L'abbé donc, qui s'était débarrassé à la porte du vestibule d'une longue redingote de bougran vert mise par-dessus son habit noir, s'avança dans le petit salon, droit, imposant, portant sa tête comme un reliquaire et faisant craquer ses souliers de maroquin, préservés par les sabots de l'humidité. Quoiqu'il vînt d'éprouver une de ces impressions qui sont des coups de foudre, il n'était ni plus pâle ni plus rouge qu'à l'ordinaire; car il avait un de ces teints dont la couleur semble avoir l'épaisseur de l'émail et que l'émotion ne traverse pas. Déganté de sa main droite, il offrit à la ronde deux doigts de cette main aux quatre personnes qui étaient là autour de la cheminée, et qui s'interrompirent pour le recevoir.
Mais quand il eut donné ces deux doigts à la dernière personne de ce petit cercle:
«Il y a quelque chose, mon frère!—s'écria celle-ci en tressaillant (à quoi le voyait-elle?);—mais vous n'êtes pas dans votre état naturel, ce soir!
—Il y a—dit l'abbé d'une voix ferme, mais grave,—que, tout à l'heure, le vieux sang d'Hotspur a failli avoir presque peur.»
Sa sœur le regarda d'un air incrédule; mais mademoiselle de Touffedelys, qui, elle, aurait cru qu'un bœuf pouvait voler si on le lui avait dit, et qui se serait même mise à la fenêtre pour le voir, mademoiselle Sainte de Touffedelys, qui n'avait pas lu Shakespeare et qui n'avait compris que le mot de peur dans tout ce qu'avait dit l'abbé:
«Sainte Marie! qu'y a-t-il?—fit-elle.—Auriez-vous vu en passant l'âme du Père Gardien des Capucins rôder autour de la place? Les chiens de M. de Mesnilhouseau se lamentent ce soir comme quand elle y est... ou quand le Marteau Saint-Bernard toque ses trois coups à la porte de la cellule de quelqu'une des Dames Bernardines, dans le couvent qui est à côté.
—Pourquoi dites-vous cela à l'abbé, ma sœur?—dit Ursule de Touffedelys d'un ton d'aînée qui reprend sa cadette.—Vous savez bien que l'abbé, qui est allé en Angleterre, ne croit pas aux revenants.

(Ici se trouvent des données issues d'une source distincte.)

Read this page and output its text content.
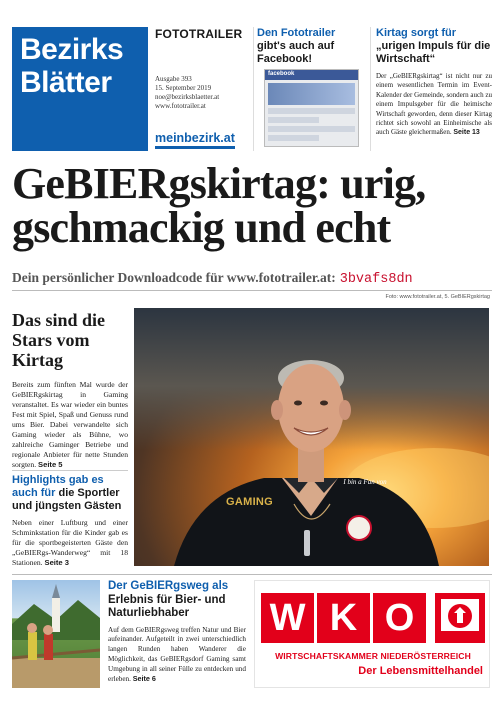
Bezirks
Blätter
FOTOTRAILER
Ausgabe 393
15. September 2019
noe@bezirksblaetter.at
www.fototrailer.at
meinbezirk.at
Den Fototrailer
gibt's auch auf Facebook!
facebook
Kirtag sorgt für
„urigen Impuls für die Wirtschaft“
Der „GeBIERgskirtag“ ist nicht nur zu einem wesentlichen Termin im Event-Kalender der Gemeinde, sondern auch zu einem Impulsgeber für die heimische Wirtschaft geworden, denn dieser Kirtag richtet sich sowohl an Einheimische als auch Gäste gleichermaßen. Seite 13
GeBIERgskirtag: urig,
gschmackig und echt
Dein persönlicher Downloadcode für www.fototrailer.at: 3bvafs8dn
Foto: www.fototrailer.at, 5. GeBIERgskirtag
Das sind die Stars vom Kirtag
Bereits zum fünften Mal wurde der GeBIERgskirtag in Gaming veranstaltet. Es war wieder ein buntes Fest mit Spiel, Spaß und Genuss rund ums Bier. Dabei verwandelte sich Gaming wieder als Bühne, wo zahlreiche Gaminger Betriebe und regionale Anbieter für nette Stunden sorgten. Seite 5
Highlights gab es auch für die Sportler und jüngsten Gästen
Neben einer Luftburg und einer Schminkstation für die Kinder gab es für die sportbegeisterten Gäste den „GeBIERgs-Wanderweg“ mit 18 Stationen. Seite 3
GAMING
I bin a Fan von
Der GeBIERgsweg als Erlebnis für Bier- und Naturliebhaber
Auf dem GeBIERgsweg treffen Natur und Bier aufeinander. Aufgeteilt in zwei unterschiedlich langen Runden haben Wanderer die Möglichkeit, das GeBIERgsdorf Gaming samt Umgebung in all seiner Fülle zu entdecken und erleben. Seite 6
W K O
WIRTSCHAFTSKAMMER NIEDERÖSTERREICH
Der Lebensmittelhandel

—Et pourtant, sur mon âme! c'est un revenant que j'ai vu,—dit l'abbé, avec un sérieux profond.—Oui, mademoiselle! oui, ma sœur! oui, Fierdrap! oui! regardez-moi maintenant de tous vos yeux, écarquillés à vous en donner la migraine, c'est comme j'ai l'honneur de vous le dire: je viens de voir un revenant... inattendu, effrayant, mais réel! trop réel! Je l'ai vu comme je vous vois tous, comme je vois ce fauteuil et cette lampe...»

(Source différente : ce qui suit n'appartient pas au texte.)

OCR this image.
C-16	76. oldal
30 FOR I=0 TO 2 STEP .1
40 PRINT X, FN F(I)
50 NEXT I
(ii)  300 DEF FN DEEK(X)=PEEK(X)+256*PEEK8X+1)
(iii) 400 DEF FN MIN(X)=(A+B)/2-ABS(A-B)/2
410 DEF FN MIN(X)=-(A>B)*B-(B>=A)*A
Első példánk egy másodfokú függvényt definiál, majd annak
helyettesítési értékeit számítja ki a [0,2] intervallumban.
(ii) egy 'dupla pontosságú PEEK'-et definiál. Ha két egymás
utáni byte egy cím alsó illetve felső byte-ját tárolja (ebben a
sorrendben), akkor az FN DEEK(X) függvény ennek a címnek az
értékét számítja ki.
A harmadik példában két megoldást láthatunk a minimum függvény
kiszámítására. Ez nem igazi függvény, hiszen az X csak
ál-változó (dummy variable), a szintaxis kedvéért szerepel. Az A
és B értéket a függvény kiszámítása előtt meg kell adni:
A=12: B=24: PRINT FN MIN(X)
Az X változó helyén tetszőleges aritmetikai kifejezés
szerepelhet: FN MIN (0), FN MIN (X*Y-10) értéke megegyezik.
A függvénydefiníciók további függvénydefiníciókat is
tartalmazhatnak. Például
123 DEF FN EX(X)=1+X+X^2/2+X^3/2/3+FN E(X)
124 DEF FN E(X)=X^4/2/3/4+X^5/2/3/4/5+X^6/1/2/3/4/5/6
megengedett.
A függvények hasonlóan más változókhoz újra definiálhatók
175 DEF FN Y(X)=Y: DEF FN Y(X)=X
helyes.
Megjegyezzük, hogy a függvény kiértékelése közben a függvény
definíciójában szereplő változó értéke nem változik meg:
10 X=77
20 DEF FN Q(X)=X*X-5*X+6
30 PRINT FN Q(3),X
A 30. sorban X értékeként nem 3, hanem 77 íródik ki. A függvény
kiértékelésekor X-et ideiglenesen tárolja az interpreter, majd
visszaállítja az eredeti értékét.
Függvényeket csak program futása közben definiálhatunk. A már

Et il toucha le pied de la lampe du bout de sa canne, un cep de vigne, qu'il alla déposer dans un coin.
«Tu aimes diablement la plaisanterie pour que je te donne le plaisir de te croire, l'abbé?—dit le baron de Fierdrap, quand l'abbé revint à la cheminée et se planta, les mollets et le dos au feu, devant le fauteuil qui lui tendait les bras.
—Était-ce vraiment le Père Gardien?...—reprit mademoiselle Sainte toute transie; car elle cuisait de curiosité et se sentait pourtant le froid d'un glaçon dans les épaules.
—Non!» répondit l'abbé, qui s'arrêta, l'œil sur les feuilles du parquet ciré et miroitant, comme s'arrête un homme qui médite ce qu'il va dire et qui hésite avant de le risquer.
Il resta debout, ajusté par les yeux des quatre personnes assises, qui, du regard, aspiraient presque ce qui n'était pas encore sorti de sa bouche, excepté pourtant le baron de Fierdrap, qui croyait, lui, à une mystification, et qui clignait de l'œil d'un air fin, comme s'il avait dit: «Je te comprends, mon compère!» Le salon n'était éclairé que par le demi-jour d'une lampe, recueillie sous son chapiteau. Pour mieux voir et deviner l'abbé, une de ces dames leva le chapiteau à l'ombre importune, et le salon fut soudainement inondé de ce jour de lampe qui a comme les tons gras de l'huile dans son or.
C'était un vieux appartement comme on n'en voit guère plus, même en province, et d'ailleurs tout à fait en harmonie avec le groupe qui, pour le moment, s'y trouvait. Le nid était digne des oiseaux. A eux tous, ces vieillards réunis autour de cette cheminée formaient environ trois siècles et demi, et il est probable que les lambris qui les abritaient avaient vu naître chacun d'eux.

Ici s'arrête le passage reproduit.